The @ent_ex prefix is the Python decorator syntax, which is just a bit of sugar for hello_world = entex (hello_world). It's a boring decorator of course, but we can imagine there are other cases that could be more interesting. It's a bit unpythonic, but we could imagine imposing strict type checking:

@expects(str)
def hello_world (name):
    print ("Hello, " + name)

>>> hello_world(1)
<type 'int'> argument should be a <type 'str'>

This can be accomplished with a little wizardry:

def expects (*types):
    def wrap (func):
        def wrapped_func (*args, **kwargs):
            for arg, typ in zip(args, types):
              if type(arg) is not typ:
                 print (str(type(arg)) + " argument should be a " + str(typ))
                 return False

              else:
                 return func (*args, **kwargs)

        return wrapped_func

     return wrap

This is a little more complicated than the first example because the decorator function takes arguments. In this case, we need to have an enclosing scope to hold the arguments to the decorator prior to wrapping the function passed to it.
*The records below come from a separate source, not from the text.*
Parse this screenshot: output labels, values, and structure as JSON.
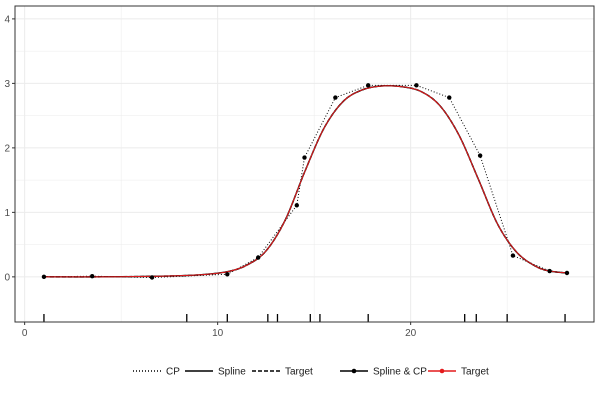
{
  "chart_data": {
    "type": "line",
    "xlim": [
      -0.5,
      29.5
    ],
    "ylim": [
      -0.7,
      4.2
    ],
    "x_ticks": [
      0,
      10,
      20
    ],
    "y_ticks": [
      0,
      1,
      2,
      3,
      4
    ],
    "grid": true,
    "legend_position": "bottom",
    "colors": {
      "target": "#e41a1c",
      "spline": "#000000",
      "cp": "#000000",
      "grid": "#ebebeb",
      "axis": "#333333"
    },
    "control_points": {
      "x": [
        1.0,
        3.5,
        6.6,
        10.5,
        12.1,
        14.1,
        14.5,
        16.1,
        17.8,
        20.3,
        22.0,
        23.6,
        25.3,
        27.2,
        28.1
      ],
      "y": [
        0.0,
        0.01,
        -0.01,
        0.04,
        0.3,
        1.11,
        1.85,
        2.78,
        2.97,
        2.97,
        2.78,
        1.88,
        0.33,
        0.09,
        0.06
      ]
    },
    "target_curve": {
      "x": [
        1.0,
        4.0,
        7.0,
        9.0,
        10.5,
        11.5,
        12.5,
        13.5,
        14.5,
        15.5,
        16.5,
        17.5,
        18.5,
        19.5,
        20.5,
        21.5,
        22.5,
        23.5,
        24.5,
        25.5,
        26.5,
        27.2,
        28.1
      ],
      "y": [
        0.0,
        0.0,
        0.01,
        0.03,
        0.08,
        0.18,
        0.4,
        0.88,
        1.62,
        2.3,
        2.72,
        2.9,
        2.96,
        2.95,
        2.88,
        2.66,
        2.2,
        1.52,
        0.82,
        0.38,
        0.16,
        0.09,
        0.06
      ]
    },
    "knots": [
      1.0,
      8.4,
      10.5,
      12.6,
      13.1,
      14.8,
      15.3,
      17.8,
      22.8,
      23.4,
      25.0,
      28.0
    ],
    "legend": [
      {
        "label": "CP",
        "style": "dotted",
        "color": "#000000"
      },
      {
        "label": "Spline",
        "style": "solid",
        "color": "#000000"
      },
      {
        "label": "Target",
        "style": "dashed",
        "color": "#000000"
      },
      {
        "label": "Spline & CP",
        "style": "point-line",
        "color": "#000000"
      },
      {
        "label": "Target",
        "style": "point-line",
        "color": "#e41a1c"
      }
    ]
  }
}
Naturally, decorators can be composed:

@entex
@expects(str)
def hello_world(name):
    print ("Hello, " + name)

This gets a little ugly, which any Pythonista will tell you:

Entering wrapped_func
Hello, Ethan
Exited wrapped_func

What we'd like, of course, is for entex to work on hello_world, but it instead applies to the expects function. There is a module, functools, that includes a decorator for just this purpose (wraps). Functools is super helpful and has a lot of utility (partial is really handy for IronPython event handling). Read the documentation for more, but here is a quick and dirty illustration:

from functools import wraps

def entex(func):
    @wraps(func)
    def wrapped_func (*args, **kwargs):
        print ("Entering " + func.__name__)
        res = func (*args, **kwargs)
        print ("Exited " + func.__name__)
        return res

    return wrapped_func

def expects (*types):
    def wrap (func):
        @wraps(func)
        def wrapped_func (*args, **kwargs):
            for arg, typ in zip(args, types):
                if type(arg) is not typ:
                    print (str(type(arg)) + " argument should be a " + str(typ))
                    return False

            res = func (*args, **kwargs)

            return res
        return wrapped_func

    return wrap

@entex
@expects(str)
def hello_world(name):
    print("Hello, " + name)

if __name__ == '__main__':
    hello_world ("Ethan")
    hello_world (1)

Entering hello_world
Hello, Ethan
Exited hello_world
Entering hello_world
<type 'int'> argument should be a <type 'str'>
Exited hello_world

As with any conversation about decorators, there's a lot left unsaid here. The idea of modifying function behavior is quite powerful: it allows us to extend the concept of decoupling components to decoupling functional logic. Code becomes a bit tidier and easier to read, which is never a bad thing, and it also frees developers to think more concisely about The Problem At Hand without being distracted by infrastructural concerns from the outset.